In this case study I will be looking at how osmosis affects a potato chip. My aim is too investigate the effect of varying concentrations of certain salt solutions, and water, on the amount of osmotic activity between the solution and a potato chip of a given size and mass.
Osmosis is the movement of a solvent, usually water, through a semi-permeable membrane (the semi-permeable membrane only being permeable to the solvent). The solvent moves from a low concentration (hypotonic solution) to high concentration (hypertonic solution). Ignoring factors such as osmotic pressure, the process only stops once the concentrations are balanced on both sides of the semi-permeable membrane.
Low concentration High concentration
Lots of water molecules Few water molecules
The cell walls of plants have semi-permeable membranes. This allow osmosis to occur in samples of plant material e.g. potato.
1. If the medium surrounding the cell has a higher water concentration than the cell, the cell will gain water through osmosis. Such a solution is called a hypotonic solution.
2. If the medium has exactly the same water concentration, there will be no net movement of water across the cell membrane. Such a solution is called a isotonic solution.
3. If the medium has a lower concentration of water than the cell, meaning that it is a very concentrated solution the cell will lose water by osmosis. Such a solution is called a hypertonic solution.
Osmosis is mainly used by plants to enable them to keep their turgor pressure, or the ability to be turgid. Plants use osmosis in their leaves for support, therefore keeping them stable. They use osmosis because the osmotic entry of water is opposed and eventually equalled by the pressure exerted by the cell wall, creating a steady state. The osmotic pressure keeps them turgid.
I will be observing how different levels of water/salt concentrate affect a potato chips’ mass when the potato is submerged in the solvent. I will be carrying out my experiment on 15 separate potato chips. Three potato chips will be used for each solution of salt concentrate: 1moldm-3, 2moldm-3 , 3moldm-3 and 4moldm-3, and there for my control, water. All of my potato chip will be fully submerged and I will make them each the same length and width. Each beaker will contain the same amount of liquid/solvent. Each sample will then be left completely for 72 hours. I will measure the potato chips mass before and after the experiment and will be observing the percentage (delta) mass change and the total mass change of all of the chips.
To ensure my experiment was a fair test I had to keep some variables in my experiment the same whilst changing only one key variable. The variables that I could have changed were the temperature during the experiment, the environmental conditions during the experiment, the length and width of the potato chips, the volume and strength of the solutions, how the potato chips are weighed and lastly how long the samples submerged in the solution.
I will carry out all of my tests at room temperature which will control the factor of temperature.
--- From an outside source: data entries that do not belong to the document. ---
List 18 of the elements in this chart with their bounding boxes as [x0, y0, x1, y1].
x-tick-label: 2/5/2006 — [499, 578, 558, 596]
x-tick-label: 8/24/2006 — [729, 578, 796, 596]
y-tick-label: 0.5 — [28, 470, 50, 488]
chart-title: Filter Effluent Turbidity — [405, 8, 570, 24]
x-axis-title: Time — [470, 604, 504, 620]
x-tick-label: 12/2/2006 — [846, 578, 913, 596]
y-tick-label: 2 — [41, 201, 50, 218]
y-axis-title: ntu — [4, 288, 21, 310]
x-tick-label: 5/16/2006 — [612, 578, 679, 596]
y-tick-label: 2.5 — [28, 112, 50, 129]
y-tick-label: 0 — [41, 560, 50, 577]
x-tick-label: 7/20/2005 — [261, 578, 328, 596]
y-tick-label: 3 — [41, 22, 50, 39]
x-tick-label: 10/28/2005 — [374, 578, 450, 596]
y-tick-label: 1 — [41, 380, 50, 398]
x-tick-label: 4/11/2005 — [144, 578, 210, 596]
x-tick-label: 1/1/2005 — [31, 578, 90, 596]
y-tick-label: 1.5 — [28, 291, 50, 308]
To ensure that environmental factors like light and humidity do not affect my results all of my samples will be placed in the same conditions in the same place. I will use the same weighing scales on each of the chips to remove the possibility that each set of scales take a different reading.
All of my samples will each have the same surface area, I will do this by cutting each potato chip using the same apple corer (controlling the width) and then cutting the end off of them all (controlling the length). This will result in each of the samples having a very similar surface area and volume. The outer skin of a potato has different cells from those inside the potato and to stop this from affecting my results I will cut the ends off of all of my samples.